Rick ducked; Lisa reeled back, away from the sound.
"It was like slow motion," she said. "You could see and hear glass shattering everywhere." Rick said, "I think I've been hit." She looked over and saw blood.
They noticed there were two cars to their left, one a larger SUV or pickup and the other a smaller sedan that had windows shattered everywhere.
Rick said he hit the gas and blew through the light while Lisa called 911 for help. An ambulance met them at their home and took Rick to the hospital.
The bullet had apparently been fired from the far car at the car nearer the Sinnotts, blasted through all windows in its way and the metal door of the Sinnott's vehicle before embedding in Rick's thigh.
A second bullet hit higher up on the Sinnotts' door.
"If that one had gotten through, it would have hit him in the chest," Lisa said.
Anchorage police say they believe three shots were fired. No one in either of the involved cars reported the incident to police and no one has been arrested.
"There are a lot of shootings that go unreported," said police Detective Jim Anderson, who is working the Sinnott case. "We get calls from people saying two cars were shooting at each other, or we have people showing up at the hospital with gunshot wounds, but the cars are gone by the time we get there and the injured tend to be uncooperative."
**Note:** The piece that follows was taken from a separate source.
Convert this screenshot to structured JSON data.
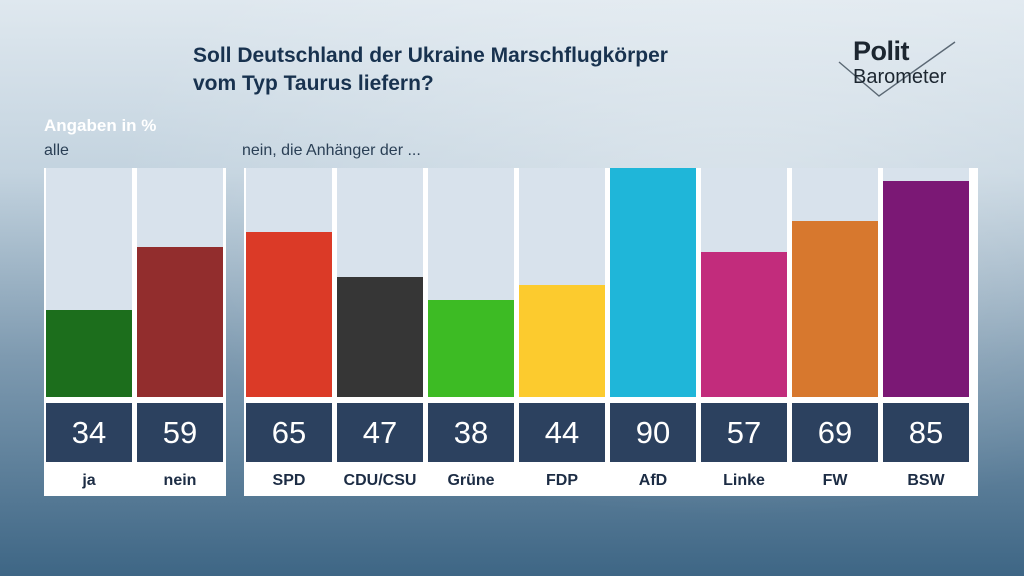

Sinnott is the latest innocent bystander injured in a street shooting and at least the fifth this year to be hit by stray bullets in a wave of escalating shootouts in Anchorage, which police say are mostly gang related.
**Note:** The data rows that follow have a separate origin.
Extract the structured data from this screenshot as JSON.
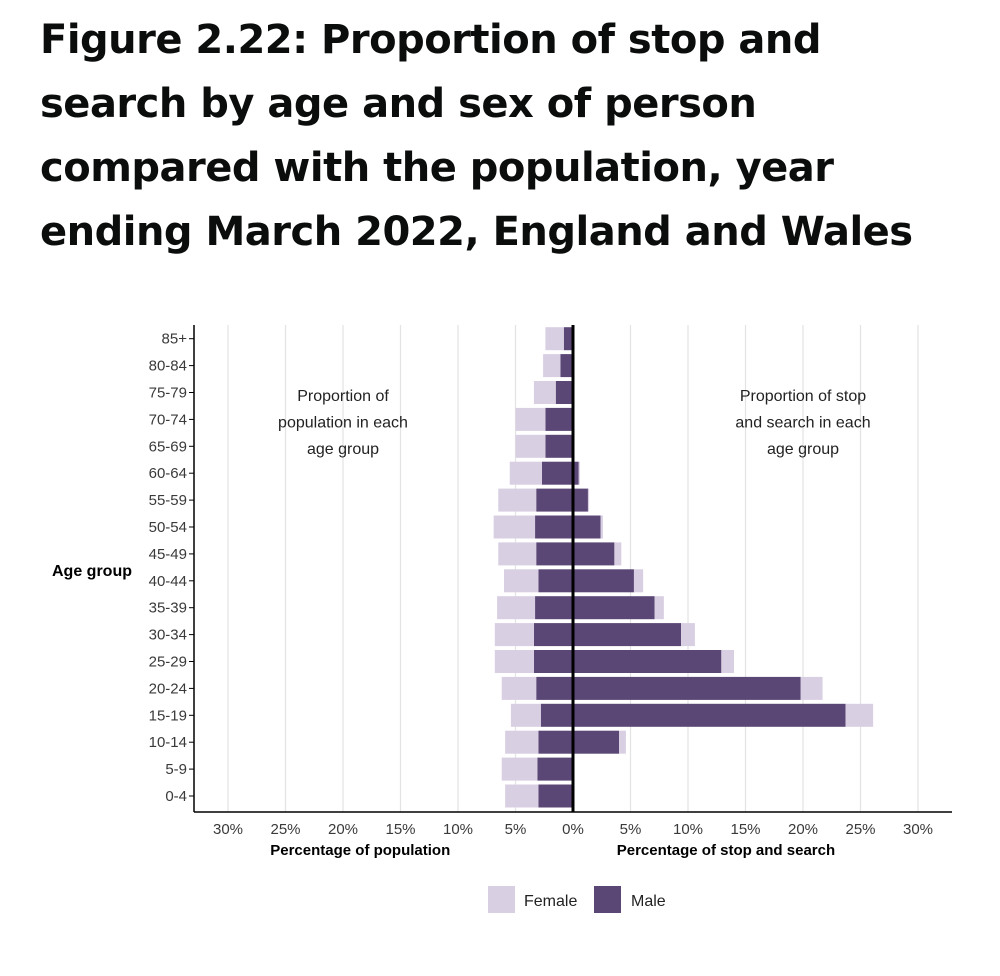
{
  "title": "Figure 2.22: Proportion of stop and search by age and sex of person compared with the population, year ending March 2022, England and Wales",
  "chart_data": {
    "type": "bar",
    "orientation": "horizontal-population-pyramid",
    "y_axis_label": "Age group",
    "categories": [
      "0-4",
      "5-9",
      "10-14",
      "15-19",
      "20-24",
      "25-29",
      "30-34",
      "35-39",
      "40-44",
      "45-49",
      "50-54",
      "55-59",
      "60-64",
      "65-69",
      "70-74",
      "75-79",
      "80-84",
      "85+"
    ],
    "panels": [
      {
        "side": "left",
        "xlabel": "Percentage of population",
        "annotation": [
          "Proportion of",
          "population in each",
          "age group"
        ],
        "series": [
          {
            "name": "Male",
            "values": [
              3.0,
              3.1,
              3.0,
              2.8,
              3.2,
              3.4,
              3.4,
              3.3,
              3.0,
              3.2,
              3.3,
              3.2,
              2.7,
              2.4,
              2.4,
              1.5,
              1.1,
              0.8
            ]
          },
          {
            "name": "Female",
            "values": [
              2.9,
              3.1,
              2.9,
              2.6,
              3.0,
              3.4,
              3.4,
              3.3,
              3.0,
              3.3,
              3.6,
              3.3,
              2.8,
              2.6,
              2.6,
              1.9,
              1.5,
              1.6
            ]
          }
        ]
      },
      {
        "side": "right",
        "xlabel": "Percentage of stop and search",
        "annotation": [
          "Proportion of stop",
          "and search in each",
          "age group"
        ],
        "series": [
          {
            "name": "Male",
            "values": [
              0.0,
              0.0,
              4.0,
              23.7,
              19.8,
              12.9,
              9.4,
              7.1,
              5.3,
              3.6,
              2.4,
              1.3,
              0.5,
              0.1,
              0.05,
              0.02,
              0.01,
              0.0
            ]
          },
          {
            "name": "Female",
            "values": [
              0.0,
              0.0,
              0.6,
              2.4,
              1.9,
              1.1,
              1.2,
              0.8,
              0.8,
              0.6,
              0.2,
              0.1,
              0.1,
              0.02,
              0.02,
              0.01,
              0.0,
              0.0
            ]
          }
        ]
      }
    ],
    "xlim": [
      -30,
      30
    ],
    "x_ticks": [
      -30,
      -25,
      -20,
      -15,
      -10,
      -5,
      0,
      5,
      10,
      15,
      20,
      25,
      30
    ],
    "x_tick_labels": [
      "30%",
      "25%",
      "20%",
      "15%",
      "10%",
      "5%",
      "0%",
      "5%",
      "10%",
      "15%",
      "20%",
      "25%",
      "30%"
    ],
    "legend": {
      "placement": "bottom",
      "items": [
        {
          "label": "Female",
          "color": "#d9cfe3"
        },
        {
          "label": "Male",
          "color": "#5b4775"
        }
      ]
    },
    "colors": {
      "male": "#5b4775",
      "female": "#d9cfe3",
      "grid": "#e3e3e3",
      "axis": "#000000",
      "text": "#3a3a3a"
    }
  }
}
Anderson said he could not say whether the shooting was gang related without knowing who was shooting and why. The city currently has 130 known gang members and about 100 gang associates, police say.
Lisa Sinnott said she is afraid to drive around Anchorage, and when she comes to a stoplight now, she looks around and is glad when the vehicles next to her are senior citizens.
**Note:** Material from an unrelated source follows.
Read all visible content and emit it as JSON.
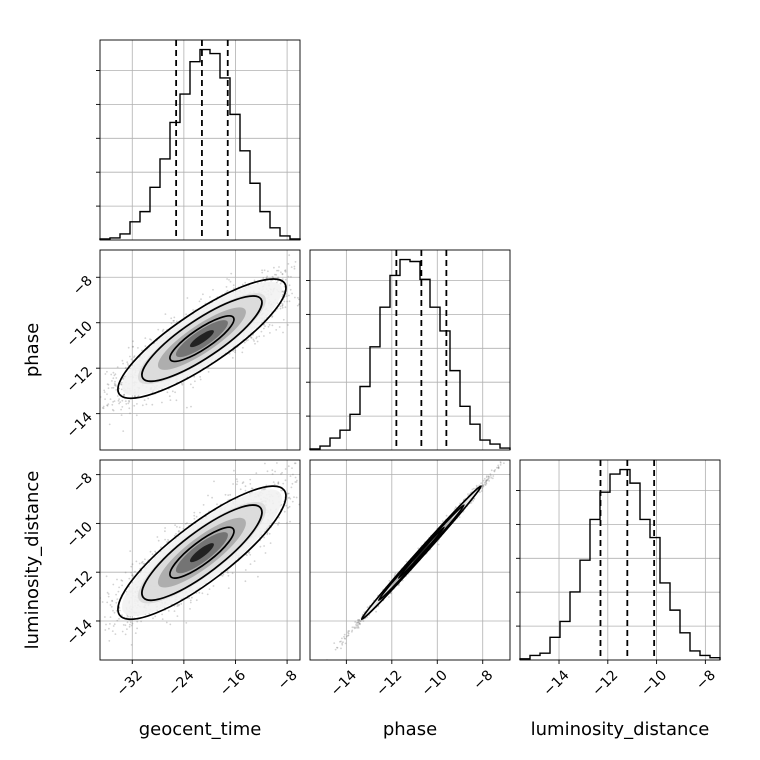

"It was the most frightening experience of my life," she said." We have issues in our community ... Something needs to be done."
Rick Sinnott, who was back at work at Fish and Game two days after the shooting, said the injury hasn't affected his walking. The bullet is still in his leg -- the doctors said to remove it may cause more damage.
"If you are going to get shot and have a bullet lodged in you somewhere, the thigh is about the best place," he said.
On primary election day, a campaign worker for Gov. Frank Murkowski was hit when gunfire broke out among three vehicles outside campaign headquarters on Northern Lights Boulevard in the mid-afternoon. In July, a football player was shot in the head and seriously injured when gunfire erupted at a public game at the Anchorage Football Stadium. In May, a bullet burst through the wall of an Anchorage man's Muldoon apartment while he sat at his computer and lodged in his neck. Several weeks later, a 12-year-old boy was shot in the leg and back while he was a passenger in an SUV helping his father deliver newspapers.